On the other hand, what lessons could India offer to China? One key area is India’s relatively more advanced and market-based financial sector. In particular, despite its relatively low level of income, India has a highly sophisticated and transparent stock market. Its openness to foreign investors means that listed companies have effectively open access to the investment capital of foreigners. This has not only been an important source of finance for Indian companies that might otherwise have been unable to gain access to foreign capital, but has also introduced transparency and openness in the corporate culture. Listing a company on India’s equity markets requires a similar level of disclosure to that in developed economies. This has improved market discipline and faith in large corporations.

And while both countries’ financial systems remain state dominated and opportunities for foreign investors remain limited, India’s is more market oriented. Deposit rates at banks are fully liberalized, improving the returns that savers can receive. Both public and private banks compete for the business of large companies, encouraging efficiency and a better allocation of resources. By contrast, China’s stock market is significantly more closed to foreign investors and relatively nontransparent. Improving oversight of the stock market and opening it up to foreigners would increase the information available to investors, improving market discipline and the allocation of capital. Companies that have little prospect of engaging in joint foreign direct ventures with foreign companies would also be able to raise capital more easily. A more competitive banking system would have similar beneficial effects, as well as increasing household financial income.

In addition, as China’s economy rebalances, it could also pick up some tricks from how India has managed to develop services. India’s more market-driven financial system, though far from perfect, allocates capital to companies with less government interference and fewer distortions. Similarly, with concerns rising about the ability of its manufacturing industries to innovate, China might learn from India’s “invisible human infrastructure.” Through support for vocational education as well as export-oriented technology parks that have fostered the growth of clusters, India’s government has been able to develop and sustain advantages in the kinds of industries that China will need to develop to avoid the middle-income trap. In all these areas, India’s strong protection for intellectual property has also been crucial.

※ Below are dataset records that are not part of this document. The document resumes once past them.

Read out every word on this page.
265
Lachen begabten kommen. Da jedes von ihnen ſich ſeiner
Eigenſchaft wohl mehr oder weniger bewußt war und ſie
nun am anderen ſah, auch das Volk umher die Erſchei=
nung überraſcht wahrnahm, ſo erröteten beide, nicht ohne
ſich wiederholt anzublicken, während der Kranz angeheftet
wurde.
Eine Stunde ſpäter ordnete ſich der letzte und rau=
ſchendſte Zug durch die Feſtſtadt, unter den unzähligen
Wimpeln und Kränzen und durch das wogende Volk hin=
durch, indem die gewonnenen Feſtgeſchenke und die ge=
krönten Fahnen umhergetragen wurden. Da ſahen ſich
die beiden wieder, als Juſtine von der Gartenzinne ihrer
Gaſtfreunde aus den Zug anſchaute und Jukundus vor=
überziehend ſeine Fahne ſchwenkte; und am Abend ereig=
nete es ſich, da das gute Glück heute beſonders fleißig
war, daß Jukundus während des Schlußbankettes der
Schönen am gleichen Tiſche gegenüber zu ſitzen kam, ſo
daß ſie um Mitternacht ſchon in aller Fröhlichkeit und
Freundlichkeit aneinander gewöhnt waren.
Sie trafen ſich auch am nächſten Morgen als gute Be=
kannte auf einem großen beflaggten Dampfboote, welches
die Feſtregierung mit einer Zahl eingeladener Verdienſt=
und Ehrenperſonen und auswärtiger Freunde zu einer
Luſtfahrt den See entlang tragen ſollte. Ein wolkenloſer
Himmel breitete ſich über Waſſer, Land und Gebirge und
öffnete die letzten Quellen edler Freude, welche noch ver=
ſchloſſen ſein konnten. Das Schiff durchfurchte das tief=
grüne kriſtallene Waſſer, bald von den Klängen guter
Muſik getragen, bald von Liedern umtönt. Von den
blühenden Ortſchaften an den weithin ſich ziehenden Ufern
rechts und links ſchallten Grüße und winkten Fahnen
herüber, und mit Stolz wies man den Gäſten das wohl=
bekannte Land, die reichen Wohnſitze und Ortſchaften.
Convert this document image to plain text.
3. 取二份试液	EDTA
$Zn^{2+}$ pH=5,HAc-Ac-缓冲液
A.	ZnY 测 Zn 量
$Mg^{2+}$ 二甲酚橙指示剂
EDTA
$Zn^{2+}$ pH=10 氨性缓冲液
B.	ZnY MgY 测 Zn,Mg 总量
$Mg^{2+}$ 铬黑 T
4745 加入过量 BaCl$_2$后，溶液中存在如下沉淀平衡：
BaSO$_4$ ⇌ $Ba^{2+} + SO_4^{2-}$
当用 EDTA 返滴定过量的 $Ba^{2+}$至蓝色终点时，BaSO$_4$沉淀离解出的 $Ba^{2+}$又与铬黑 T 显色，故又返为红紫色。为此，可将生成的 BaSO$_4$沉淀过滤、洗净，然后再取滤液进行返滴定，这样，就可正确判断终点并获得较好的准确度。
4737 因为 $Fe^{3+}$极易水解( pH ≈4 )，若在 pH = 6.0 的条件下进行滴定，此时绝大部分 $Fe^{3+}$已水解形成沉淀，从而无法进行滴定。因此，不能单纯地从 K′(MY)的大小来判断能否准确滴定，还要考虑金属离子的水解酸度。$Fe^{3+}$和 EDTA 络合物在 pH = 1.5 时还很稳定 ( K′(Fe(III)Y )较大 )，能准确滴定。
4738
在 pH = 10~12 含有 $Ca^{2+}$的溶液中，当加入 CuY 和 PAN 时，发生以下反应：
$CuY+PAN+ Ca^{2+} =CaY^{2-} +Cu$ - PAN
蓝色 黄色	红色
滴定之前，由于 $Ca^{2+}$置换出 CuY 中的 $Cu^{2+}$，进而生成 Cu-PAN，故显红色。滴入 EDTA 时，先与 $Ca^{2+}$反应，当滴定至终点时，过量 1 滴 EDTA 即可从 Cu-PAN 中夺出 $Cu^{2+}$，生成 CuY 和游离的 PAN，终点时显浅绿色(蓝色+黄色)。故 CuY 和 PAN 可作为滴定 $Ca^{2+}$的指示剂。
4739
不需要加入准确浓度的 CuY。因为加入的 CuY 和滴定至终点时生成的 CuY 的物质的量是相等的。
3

With the right policies, the importance of China and India to the global economy will only increase as they sustain their brisk growth and their populations become even more interconnected with the rest of the world. Both countries have come a long way since opening their economies a generation ago. From countries with very large but poor populations with minimal linkages to the rest of the world, China and India have become the world’s second- and third-largest economies in purchasing-power-parity terms. Their differing economic models demonstrate that there is no single way for countries to develop, and present varied challenges for sustaining their growth over the medium term.

Nevertheless, in both countries many people remain behind, with poor access to high-quality public services and few prospects for economic improvement. In India, improving infrastructure and opening the manufacturing economy to competitive forces would help accelerate growth and make it more inclusive. China knows a thing or two about these areas. In China, weaning the economy away from manufacturing and exports toward services and consumption and making the financial system more market oriented would help sustain growth and broaden its benefits. In these areas, India has had successes.

While China and India have come a long way down very different roads, they have plenty to learn from each other as they chart the next phase of their remarkable development.­ ■

Murtaza Syed is the IMF’s Deputy Resident Representative in China. James P. Walsh is a Senior Economist in the IMF’s Asia and Pacific Department.